Lastly, it gives you a pretty decent hint as to where to put indexes - since it's likely you'll lookup table data by an FK value.
It neither helps nor hurts performance in any significant way. The only hindrance is the check for integrity when inserting/updating/deleting.
Foreign keys are an important part of database design because they ensure consistency. You should use them because it offers the lowest level of protection against data screw ups that can wreck your applications. Another benefit is that database tools (visualization/analysis/code generation) use foreign keys to relate data.
Do relationships in databases improve or hinder performance?
Like any tool in your toolbox, the results you'll get depend on how you use it. Properly specified relationships and a well-designed logical database can be an enormous boon to performance -- consider the difference between searching through normalized and denormalized data, for example.
Depending on your database engine, relationships defined through foreign key constraints can benefit performance. The constraint allows the engine to make certain assumptions about the existence of data in tables on the parent side of the key.
A brief explanation for MS SQL Server can be found at http://www.microsoft.com/technet/abouttn/flash/tips/tips_122104.mspx. I don't know about other engines, but the concept would make sense in other platforms.
Relationships in the data exist whether you declare them or not. Declaring and enforcing the relationships via FK constraints will prevent certain kinds of errors in the data, at a small cost of checking data when inserts/updates/deletes occur.

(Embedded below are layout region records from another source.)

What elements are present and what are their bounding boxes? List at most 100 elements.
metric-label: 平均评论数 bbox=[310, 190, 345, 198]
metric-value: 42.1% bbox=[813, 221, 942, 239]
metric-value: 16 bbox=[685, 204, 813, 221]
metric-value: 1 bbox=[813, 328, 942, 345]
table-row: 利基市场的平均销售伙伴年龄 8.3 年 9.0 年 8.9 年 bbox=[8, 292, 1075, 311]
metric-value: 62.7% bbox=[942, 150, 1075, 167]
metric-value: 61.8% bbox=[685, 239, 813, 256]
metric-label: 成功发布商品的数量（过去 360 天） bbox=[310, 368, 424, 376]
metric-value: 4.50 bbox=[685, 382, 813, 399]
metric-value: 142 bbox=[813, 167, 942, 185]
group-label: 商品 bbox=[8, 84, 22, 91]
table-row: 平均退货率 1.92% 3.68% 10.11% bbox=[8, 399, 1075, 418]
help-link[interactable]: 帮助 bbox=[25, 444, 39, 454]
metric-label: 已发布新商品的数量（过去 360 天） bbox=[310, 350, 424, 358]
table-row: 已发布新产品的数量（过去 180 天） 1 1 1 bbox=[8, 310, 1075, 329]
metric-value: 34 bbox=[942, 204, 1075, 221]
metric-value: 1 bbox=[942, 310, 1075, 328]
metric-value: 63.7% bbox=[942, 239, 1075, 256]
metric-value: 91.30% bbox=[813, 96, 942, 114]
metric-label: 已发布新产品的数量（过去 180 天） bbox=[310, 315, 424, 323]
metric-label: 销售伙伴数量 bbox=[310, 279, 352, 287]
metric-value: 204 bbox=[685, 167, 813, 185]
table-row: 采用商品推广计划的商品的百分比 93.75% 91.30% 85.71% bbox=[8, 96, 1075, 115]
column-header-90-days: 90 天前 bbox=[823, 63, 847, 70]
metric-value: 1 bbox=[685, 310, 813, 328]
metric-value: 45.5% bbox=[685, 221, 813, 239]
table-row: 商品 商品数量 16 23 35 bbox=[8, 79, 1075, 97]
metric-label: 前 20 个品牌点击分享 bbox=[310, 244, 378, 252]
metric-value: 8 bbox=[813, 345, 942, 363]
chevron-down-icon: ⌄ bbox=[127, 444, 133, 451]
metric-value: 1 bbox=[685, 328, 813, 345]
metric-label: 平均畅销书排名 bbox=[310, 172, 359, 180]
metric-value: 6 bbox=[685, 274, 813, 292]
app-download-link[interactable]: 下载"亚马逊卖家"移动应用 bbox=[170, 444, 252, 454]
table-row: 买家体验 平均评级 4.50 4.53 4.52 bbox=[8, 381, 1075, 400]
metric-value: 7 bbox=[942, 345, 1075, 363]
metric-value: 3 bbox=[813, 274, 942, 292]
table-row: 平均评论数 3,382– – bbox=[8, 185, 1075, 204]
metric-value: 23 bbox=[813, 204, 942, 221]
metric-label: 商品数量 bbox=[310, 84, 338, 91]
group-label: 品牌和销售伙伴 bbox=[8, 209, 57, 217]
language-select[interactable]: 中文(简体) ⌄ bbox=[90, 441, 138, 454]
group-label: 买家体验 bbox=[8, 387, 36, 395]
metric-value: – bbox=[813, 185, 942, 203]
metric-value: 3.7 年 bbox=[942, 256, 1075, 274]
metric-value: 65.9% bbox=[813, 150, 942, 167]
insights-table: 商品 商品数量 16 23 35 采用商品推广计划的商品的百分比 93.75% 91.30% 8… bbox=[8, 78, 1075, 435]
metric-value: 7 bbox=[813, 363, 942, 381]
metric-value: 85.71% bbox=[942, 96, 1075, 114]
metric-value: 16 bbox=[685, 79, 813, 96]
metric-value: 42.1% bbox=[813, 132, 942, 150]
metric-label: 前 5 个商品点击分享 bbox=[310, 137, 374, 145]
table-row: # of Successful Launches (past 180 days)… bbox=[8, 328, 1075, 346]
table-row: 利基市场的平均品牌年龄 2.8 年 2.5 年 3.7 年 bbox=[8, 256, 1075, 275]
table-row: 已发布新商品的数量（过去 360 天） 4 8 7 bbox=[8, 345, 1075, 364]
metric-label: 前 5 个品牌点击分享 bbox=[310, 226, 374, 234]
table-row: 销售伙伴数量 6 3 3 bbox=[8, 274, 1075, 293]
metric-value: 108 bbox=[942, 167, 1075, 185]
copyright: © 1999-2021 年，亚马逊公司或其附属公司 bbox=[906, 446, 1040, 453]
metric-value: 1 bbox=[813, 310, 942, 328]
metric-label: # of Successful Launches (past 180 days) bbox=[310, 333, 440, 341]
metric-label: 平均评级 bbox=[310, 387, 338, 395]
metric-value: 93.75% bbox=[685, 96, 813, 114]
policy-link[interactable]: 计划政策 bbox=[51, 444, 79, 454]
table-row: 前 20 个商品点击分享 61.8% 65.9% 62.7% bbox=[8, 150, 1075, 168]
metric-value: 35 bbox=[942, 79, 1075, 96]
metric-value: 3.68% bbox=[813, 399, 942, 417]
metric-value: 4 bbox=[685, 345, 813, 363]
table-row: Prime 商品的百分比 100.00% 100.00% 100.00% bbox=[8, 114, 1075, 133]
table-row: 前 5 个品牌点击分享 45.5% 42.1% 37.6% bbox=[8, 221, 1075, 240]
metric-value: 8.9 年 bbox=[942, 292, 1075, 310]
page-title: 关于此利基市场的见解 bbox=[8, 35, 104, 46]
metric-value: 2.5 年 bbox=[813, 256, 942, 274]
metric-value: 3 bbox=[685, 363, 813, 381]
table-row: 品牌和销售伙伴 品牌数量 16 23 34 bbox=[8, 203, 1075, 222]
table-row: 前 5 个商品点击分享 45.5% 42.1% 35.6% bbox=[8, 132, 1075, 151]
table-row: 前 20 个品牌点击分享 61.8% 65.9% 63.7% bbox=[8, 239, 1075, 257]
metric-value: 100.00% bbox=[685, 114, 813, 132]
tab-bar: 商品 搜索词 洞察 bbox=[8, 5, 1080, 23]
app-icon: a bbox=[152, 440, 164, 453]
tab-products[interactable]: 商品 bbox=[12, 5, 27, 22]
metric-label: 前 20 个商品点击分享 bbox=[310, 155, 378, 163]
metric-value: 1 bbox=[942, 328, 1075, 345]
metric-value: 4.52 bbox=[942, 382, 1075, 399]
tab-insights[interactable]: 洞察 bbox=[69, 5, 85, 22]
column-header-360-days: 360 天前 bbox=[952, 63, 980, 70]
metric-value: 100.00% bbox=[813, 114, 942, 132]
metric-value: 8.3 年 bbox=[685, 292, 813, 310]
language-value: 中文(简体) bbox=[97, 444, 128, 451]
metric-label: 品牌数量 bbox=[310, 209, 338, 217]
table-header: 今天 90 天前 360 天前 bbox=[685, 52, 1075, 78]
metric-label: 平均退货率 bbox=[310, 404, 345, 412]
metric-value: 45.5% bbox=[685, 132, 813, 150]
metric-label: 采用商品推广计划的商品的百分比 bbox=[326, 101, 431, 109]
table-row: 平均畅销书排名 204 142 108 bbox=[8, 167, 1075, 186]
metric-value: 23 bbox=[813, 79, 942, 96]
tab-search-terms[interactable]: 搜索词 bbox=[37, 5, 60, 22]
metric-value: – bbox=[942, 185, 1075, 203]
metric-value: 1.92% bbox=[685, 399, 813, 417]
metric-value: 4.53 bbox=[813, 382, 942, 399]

Declaring cascading deletes via relationships helps prevent certain kinds of errors when deleting data.
Knowing the relationships helps to make flexible and correct use of the data when forming queries.
Designing the tables well can make the relationships more obvious and more useful. Using relationships in the data is the primary power behind using relational databases in the first place.
About impact on performance: In my experience with MS Access 2003, if you have a multi-user application and use Relationships to enforce a lot of referential integrity, you can take a big hit in terms of response time for the end-user.
There are different ways to take care of enforcing referential integrity. I decided to take out some rules in Relationships, build more enforcement into the front-end and live with some loss of RI. Of course in the multi-user environment, you want to be very careful with that bit of liberty.
In my experience building performance-sensitive databases, Foreign Keys hurt performance pretty significantly, since they have to be checked every time the referring record is inserted/updated or master record is deleted. If you need a proof, just look at the execution plan.
I still keep them for documentation and for tools to use but I usually disable them, especially in high-performance systems where access to DB is only through the application layer.